Speaking to BBC Scotland on Saturday, SPFL chief executive Neil Doncaster said that "it often feels football does not get a fair rub of the green" and pointed to indoor venues such as the Royal Albert Hall being allowed to admit 57% of capacity. He added: "Anybody who tells me that is not a political choice, I'm sorry I don't accept that."
"My argument would be that football got into the bucket pretty early on. What it didn't get was crowds.
"But let's be very clear, football got very special privileges to go back before hosts of other sectors. Most people are still working from home as default. Football is open, people are at work, so they got in the bucket but they didn't get everything they wanted and are pushing for now.
"I completely get the angst about crowds and people saying they've gone to Alloa every second week for their whole life and there's no risk because they'll walk there and socially distance. It really hurts me to not allow that but we have to minimise the risk."
Could we see fans back at smaller clubs first?
The test events were considered a success. People arrived, got to their seats, were distanced, left safely and were dispersed from the stadium. Professor Leitch says he looks forward to seeing further pilots, and hints that talks had taken place about having small numbers of crowds at lower-league games.
"I'm very mindful of the smaller clubs who could put together pretty strong mitigation to have small, distanced, local crowds and keep the vulnerable away. That will come back and I am an advocate for that but it's about timing.

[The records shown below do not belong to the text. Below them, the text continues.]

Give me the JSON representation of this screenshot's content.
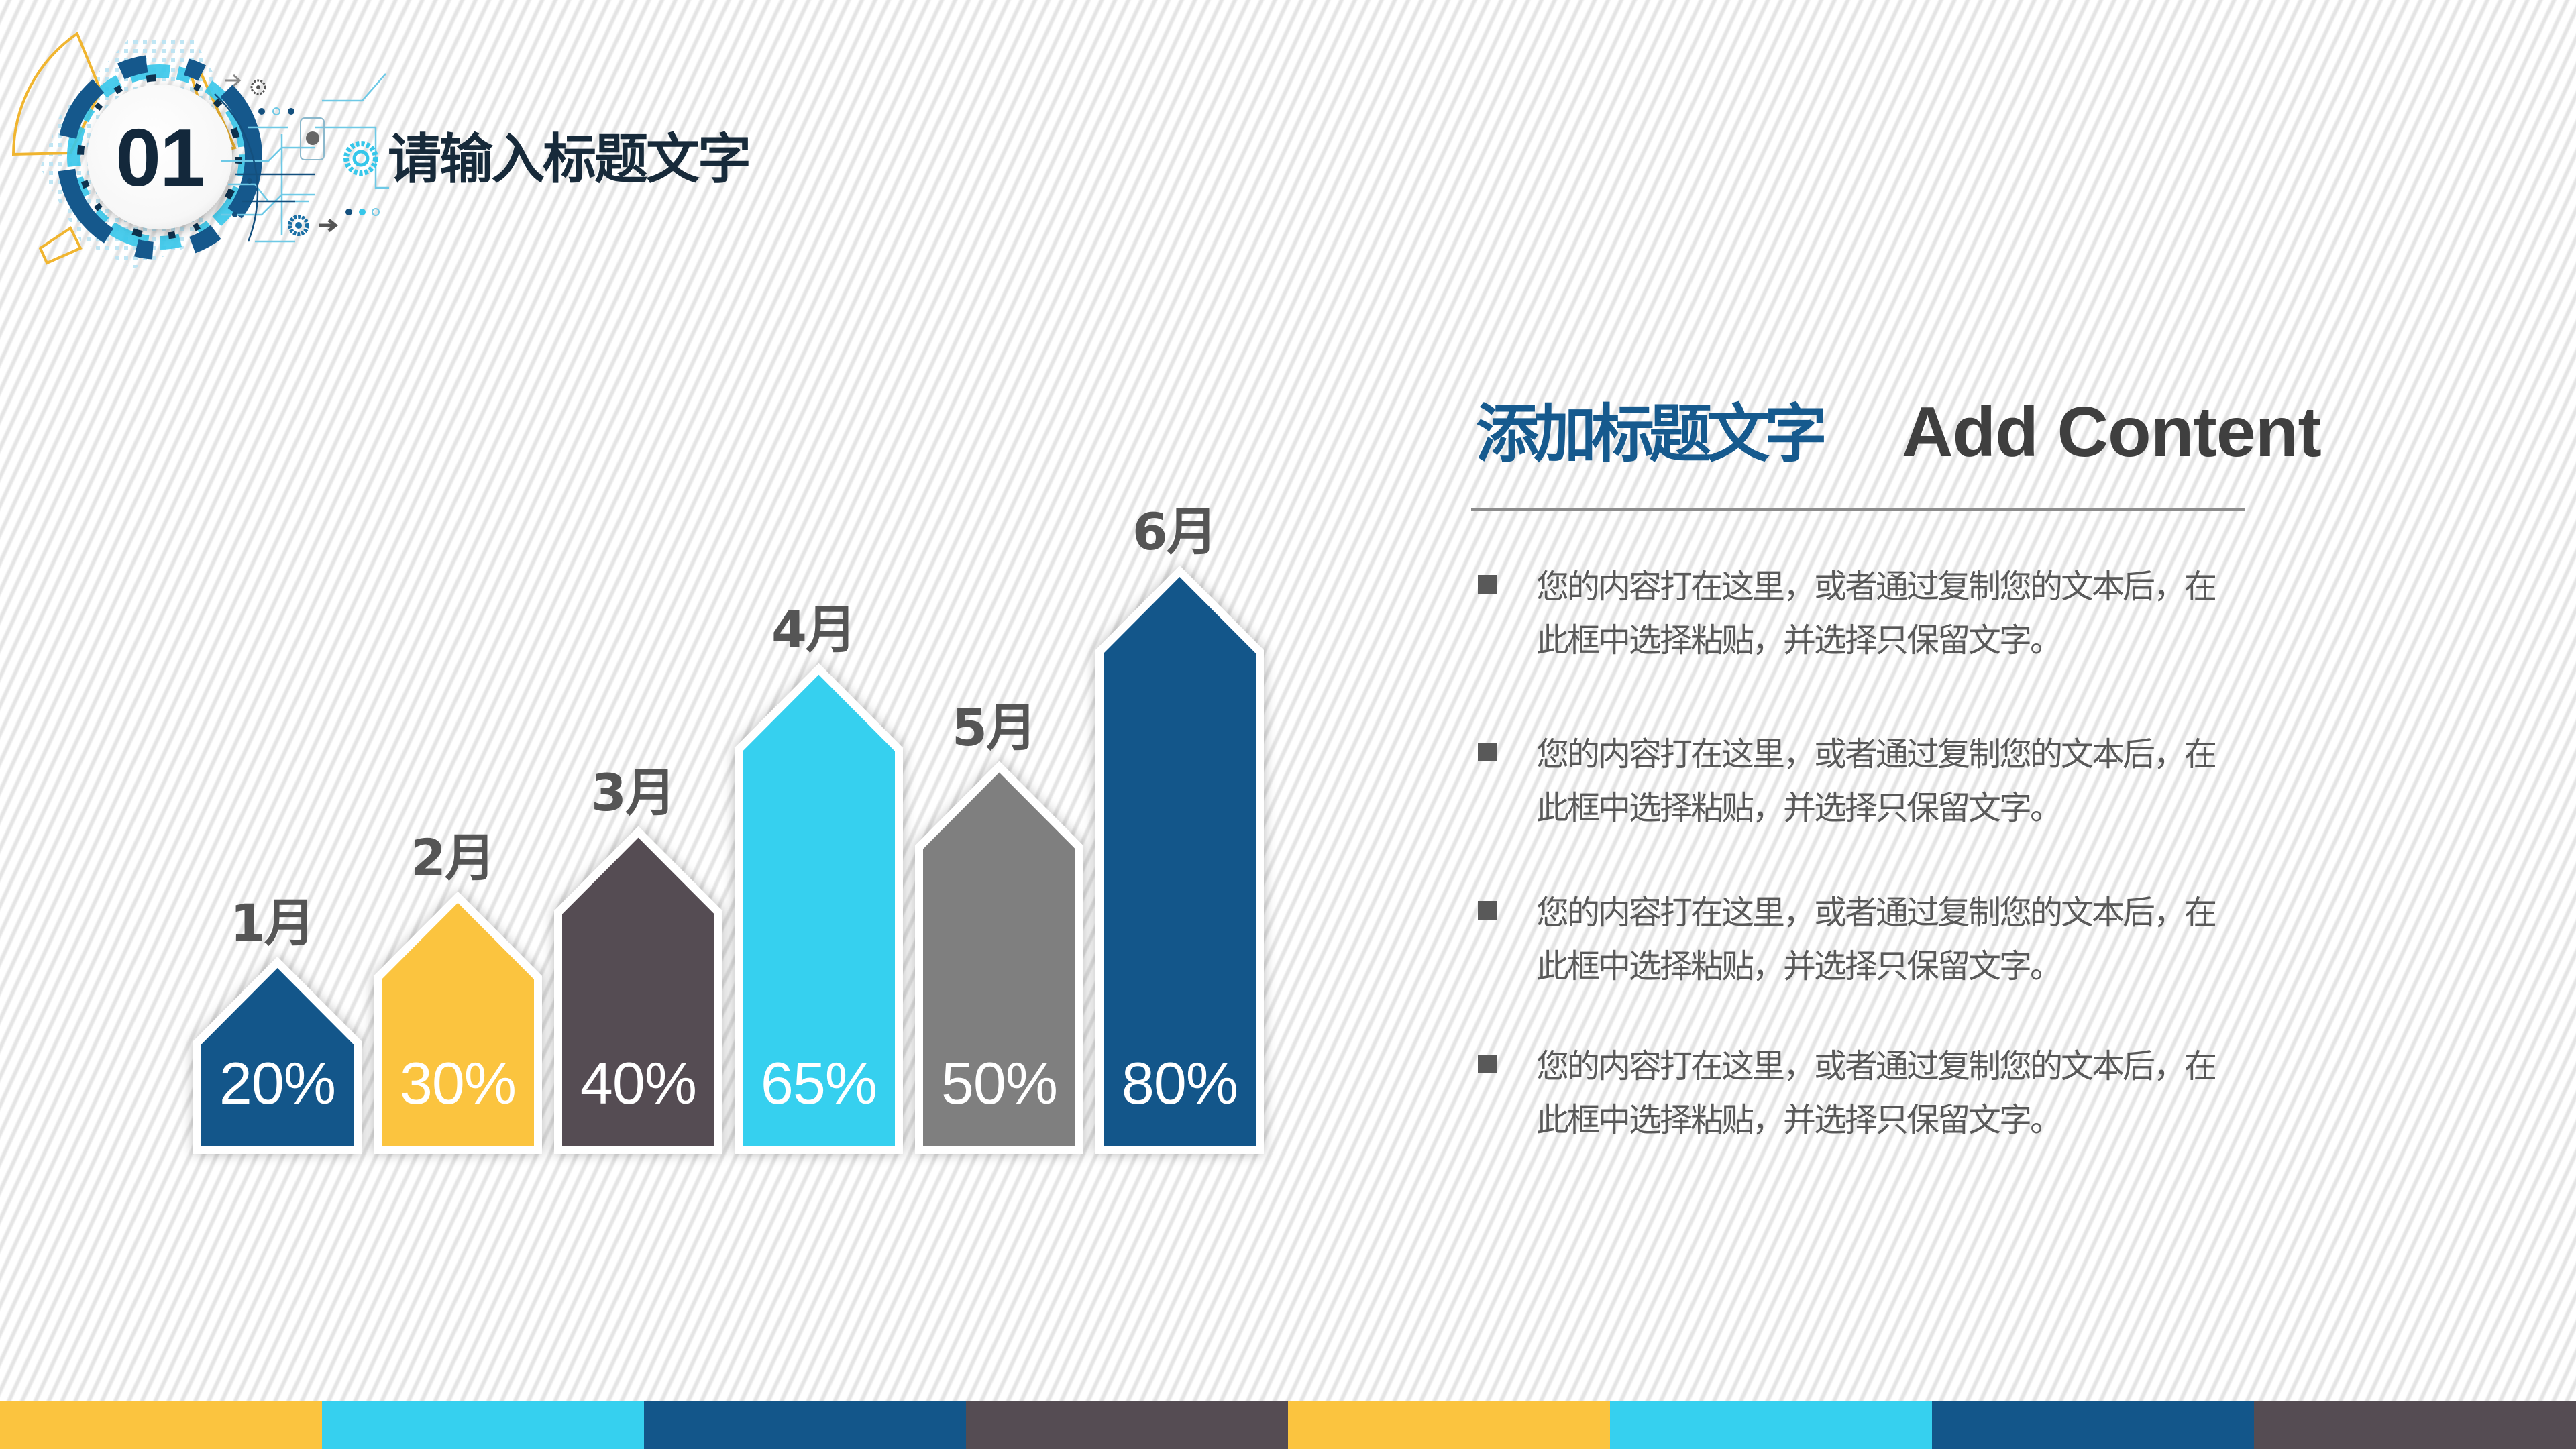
{
  "header": {
    "number": "01",
    "title": "请输入标题文字"
  },
  "chart_data": {
    "type": "bar",
    "title": "",
    "xlabel": "",
    "ylabel": "",
    "categories": [
      "1月",
      "2月",
      "3月",
      "4月",
      "5月",
      "6月"
    ],
    "values": [
      20,
      30,
      40,
      65,
      50,
      80
    ],
    "value_labels": [
      "20%",
      "30%",
      "40%",
      "65%",
      "50%",
      "80%"
    ],
    "unit": "%",
    "bar_shape": "arrow-up (pentagon)",
    "colors": [
      "#13568a",
      "#fbc43f",
      "#554c53",
      "#36d0ef",
      "#7f7f7f",
      "#13568a"
    ],
    "grid": false,
    "legend": null,
    "ylim": [
      0,
      100
    ]
  },
  "bars": [
    {
      "month": "1月",
      "pct": "20%",
      "color": "#13568a"
    },
    {
      "month": "2月",
      "pct": "30%",
      "color": "#fbc43f"
    },
    {
      "month": "3月",
      "pct": "40%",
      "color": "#554c53"
    },
    {
      "month": "4月",
      "pct": "65%",
      "color": "#36d0ef"
    },
    {
      "month": "5月",
      "pct": "50%",
      "color": "#7f7f7f"
    },
    {
      "month": "6月",
      "pct": "80%",
      "color": "#13568a"
    }
  ],
  "panel": {
    "title_cn": "添加标题文字",
    "title_en": "Add Content",
    "title_cn_color": "#165a8e",
    "bullets": [
      {
        "line1": "您的内容打在这里，或者通过复制您的文本后，在",
        "line2": "此框中选择粘贴，并选择只保留文字。"
      },
      {
        "line1": "您的内容打在这里，或者通过复制您的文本后，在",
        "line2": "此框中选择粘贴，并选择只保留文字。"
      },
      {
        "line1": "您的内容打在这里，或者通过复制您的文本后，在",
        "line2": "此框中选择粘贴，并选择只保留文字。"
      },
      {
        "line1": "您的内容打在这里，或者通过复制您的文本后，在",
        "line2": "此框中选择粘贴，并选择只保留文字。"
      }
    ]
  },
  "theme": {
    "strip_colors": [
      "#fbc43f",
      "#36d0ef",
      "#13568a",
      "#554c53",
      "#fbc43f",
      "#36d0ef",
      "#13568a",
      "#554c53"
    ]
  }
}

"We haven't had that discussion fully yet with the SPFL and Scottish FA. Should they let Annan, for example, have crowds before Rangers and Celtic? There are arguments in both directions and at some point we'll trigger that but not yet, because we're still too worried about the virus."

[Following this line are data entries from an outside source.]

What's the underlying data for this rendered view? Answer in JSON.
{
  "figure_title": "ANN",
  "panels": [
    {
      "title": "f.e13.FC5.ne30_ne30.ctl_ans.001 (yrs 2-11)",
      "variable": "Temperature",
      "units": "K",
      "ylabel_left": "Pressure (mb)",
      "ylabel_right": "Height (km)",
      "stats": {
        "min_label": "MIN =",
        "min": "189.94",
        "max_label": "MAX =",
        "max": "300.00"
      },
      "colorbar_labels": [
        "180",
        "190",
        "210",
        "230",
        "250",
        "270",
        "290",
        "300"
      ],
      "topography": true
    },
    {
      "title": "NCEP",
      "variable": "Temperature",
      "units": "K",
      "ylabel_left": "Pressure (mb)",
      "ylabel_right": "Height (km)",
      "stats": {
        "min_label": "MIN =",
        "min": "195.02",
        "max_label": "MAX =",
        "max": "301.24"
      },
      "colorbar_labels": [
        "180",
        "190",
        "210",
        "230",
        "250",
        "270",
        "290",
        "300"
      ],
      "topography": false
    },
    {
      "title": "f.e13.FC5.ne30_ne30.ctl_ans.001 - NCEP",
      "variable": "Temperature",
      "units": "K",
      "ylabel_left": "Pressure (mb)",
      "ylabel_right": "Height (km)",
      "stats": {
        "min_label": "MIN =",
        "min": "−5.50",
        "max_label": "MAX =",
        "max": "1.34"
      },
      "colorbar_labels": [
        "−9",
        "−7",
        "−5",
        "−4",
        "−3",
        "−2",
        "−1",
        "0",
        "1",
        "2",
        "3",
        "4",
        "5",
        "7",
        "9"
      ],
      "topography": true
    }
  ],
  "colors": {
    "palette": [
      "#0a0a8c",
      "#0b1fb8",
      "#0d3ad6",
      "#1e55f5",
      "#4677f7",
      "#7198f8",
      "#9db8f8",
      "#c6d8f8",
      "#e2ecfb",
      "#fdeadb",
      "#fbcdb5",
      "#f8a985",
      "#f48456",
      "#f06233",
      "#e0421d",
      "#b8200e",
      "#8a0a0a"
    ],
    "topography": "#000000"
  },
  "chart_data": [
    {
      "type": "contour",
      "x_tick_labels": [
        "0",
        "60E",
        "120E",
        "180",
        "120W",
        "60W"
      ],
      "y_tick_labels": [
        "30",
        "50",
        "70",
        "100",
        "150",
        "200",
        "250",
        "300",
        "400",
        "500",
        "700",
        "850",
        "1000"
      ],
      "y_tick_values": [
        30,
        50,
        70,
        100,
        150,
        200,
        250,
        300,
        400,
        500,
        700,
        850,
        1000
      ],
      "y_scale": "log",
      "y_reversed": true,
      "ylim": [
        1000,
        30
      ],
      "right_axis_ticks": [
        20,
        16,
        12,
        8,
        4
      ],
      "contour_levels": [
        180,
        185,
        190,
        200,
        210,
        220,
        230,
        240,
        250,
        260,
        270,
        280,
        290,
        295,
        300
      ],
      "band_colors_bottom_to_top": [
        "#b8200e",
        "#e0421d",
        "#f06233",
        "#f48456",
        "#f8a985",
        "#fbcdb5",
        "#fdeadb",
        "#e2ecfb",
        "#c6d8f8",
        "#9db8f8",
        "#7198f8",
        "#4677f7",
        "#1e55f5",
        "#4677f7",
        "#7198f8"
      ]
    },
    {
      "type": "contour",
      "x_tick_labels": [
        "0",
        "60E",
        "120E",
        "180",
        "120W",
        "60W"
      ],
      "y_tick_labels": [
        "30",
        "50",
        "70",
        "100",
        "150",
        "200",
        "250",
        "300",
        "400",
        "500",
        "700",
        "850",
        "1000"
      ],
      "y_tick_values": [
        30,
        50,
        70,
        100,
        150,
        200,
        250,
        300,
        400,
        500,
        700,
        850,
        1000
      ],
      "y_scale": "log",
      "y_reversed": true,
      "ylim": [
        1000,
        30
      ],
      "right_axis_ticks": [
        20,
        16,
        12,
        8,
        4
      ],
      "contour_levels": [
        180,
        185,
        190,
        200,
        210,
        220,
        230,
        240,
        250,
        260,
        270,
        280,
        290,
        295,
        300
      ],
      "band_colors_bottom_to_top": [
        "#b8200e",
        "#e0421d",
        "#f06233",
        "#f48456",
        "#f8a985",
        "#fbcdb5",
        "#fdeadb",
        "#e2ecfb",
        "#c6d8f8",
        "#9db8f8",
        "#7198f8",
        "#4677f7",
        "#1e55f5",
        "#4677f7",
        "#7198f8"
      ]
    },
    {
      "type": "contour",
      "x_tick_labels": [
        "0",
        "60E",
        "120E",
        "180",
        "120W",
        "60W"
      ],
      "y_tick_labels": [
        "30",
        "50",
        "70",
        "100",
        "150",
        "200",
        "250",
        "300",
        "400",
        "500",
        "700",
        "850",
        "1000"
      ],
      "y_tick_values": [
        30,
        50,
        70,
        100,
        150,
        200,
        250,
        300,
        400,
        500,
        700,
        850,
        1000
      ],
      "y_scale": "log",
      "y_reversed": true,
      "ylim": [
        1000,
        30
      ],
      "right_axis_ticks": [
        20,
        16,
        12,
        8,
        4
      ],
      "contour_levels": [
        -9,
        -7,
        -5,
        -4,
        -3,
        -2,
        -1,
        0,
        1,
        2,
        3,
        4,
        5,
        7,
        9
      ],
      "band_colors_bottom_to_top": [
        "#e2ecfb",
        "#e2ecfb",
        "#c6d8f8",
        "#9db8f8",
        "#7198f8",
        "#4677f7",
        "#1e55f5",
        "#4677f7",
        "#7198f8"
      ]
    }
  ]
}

How is the relationship between football and the authorities?
Doncaster and Scottish FA vice-president Mike Mulraney were vocal on Saturday in their belief that preventing fans returning is "political rather than clinical". So is there tension between them and the authorities? And do the latter feel like they are being strong-armed?
"The relationships are pretty good. We've got different jobs and come at it from a different angle. But so does the hospitality sector and the guy who runs Edinburgh Airport.

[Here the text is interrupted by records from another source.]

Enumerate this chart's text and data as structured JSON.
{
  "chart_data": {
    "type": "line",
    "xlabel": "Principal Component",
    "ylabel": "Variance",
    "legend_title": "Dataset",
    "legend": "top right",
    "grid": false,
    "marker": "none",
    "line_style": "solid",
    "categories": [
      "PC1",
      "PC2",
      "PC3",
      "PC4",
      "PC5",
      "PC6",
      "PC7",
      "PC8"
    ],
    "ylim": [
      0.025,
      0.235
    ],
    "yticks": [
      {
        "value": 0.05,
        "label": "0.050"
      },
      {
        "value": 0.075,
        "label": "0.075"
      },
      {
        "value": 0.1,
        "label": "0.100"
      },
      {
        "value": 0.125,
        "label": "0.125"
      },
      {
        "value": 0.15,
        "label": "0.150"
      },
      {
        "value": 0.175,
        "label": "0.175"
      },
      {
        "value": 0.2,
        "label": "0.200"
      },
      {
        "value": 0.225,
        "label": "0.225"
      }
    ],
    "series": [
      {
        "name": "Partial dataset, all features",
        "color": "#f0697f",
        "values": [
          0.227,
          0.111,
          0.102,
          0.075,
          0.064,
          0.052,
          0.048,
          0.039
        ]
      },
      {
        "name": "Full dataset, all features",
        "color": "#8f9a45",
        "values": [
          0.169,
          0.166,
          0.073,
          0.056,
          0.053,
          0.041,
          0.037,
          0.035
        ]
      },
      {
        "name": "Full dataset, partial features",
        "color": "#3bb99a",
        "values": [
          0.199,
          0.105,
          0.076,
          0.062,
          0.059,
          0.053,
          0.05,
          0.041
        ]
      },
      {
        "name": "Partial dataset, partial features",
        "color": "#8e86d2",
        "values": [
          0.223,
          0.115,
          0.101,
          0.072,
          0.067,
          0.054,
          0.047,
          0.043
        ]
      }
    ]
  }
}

"It's never bad-tempered or unhappy; it's constructive. And fundamentally everybody wants the same thing. They want it slightly quicker than we think it's safe to do so but that's what I would do if I was in their seat.
"It's doesn't feel like a fight. It feels like they understand. The minister for sport and I are sports fans. Sometimes we come across as the bad guys because we are the ones slowing it down but we're doing our best to help them.
"Sports rhetoric is always turned up to 11 and, unlike other sectors, they've got wall-to-wall coverage. I'm okay with it as long as we occasionally get to give our version of the truth. People are big enough to make up their own minds about what we're saying and why we're saying it."
What news should we expect on Tuesday?
Doncaster is due to meet with sports minister Joe Fitzpatrick on Monday, and Tuesday marks the three-week review date for the pause on test events and fans returning. Will the First Minister relax the restrictions at all?
"A number of things have happened since then so I wouldn't expect any change for a few weeks. The most likely outcome will be "we'll look again in three weeks". But I'm the advisor, not the decision-maker."
Do you believe we will see stadiums at full capacity this season?
It is now over six months since a crowd bigger than 300 fans watched a football match in Scotland. Will that change in the next six months?
"I don't think we'll see full capacity stadiums this season. I think we'll see crowds before next summer but not full stadiums, I don't think."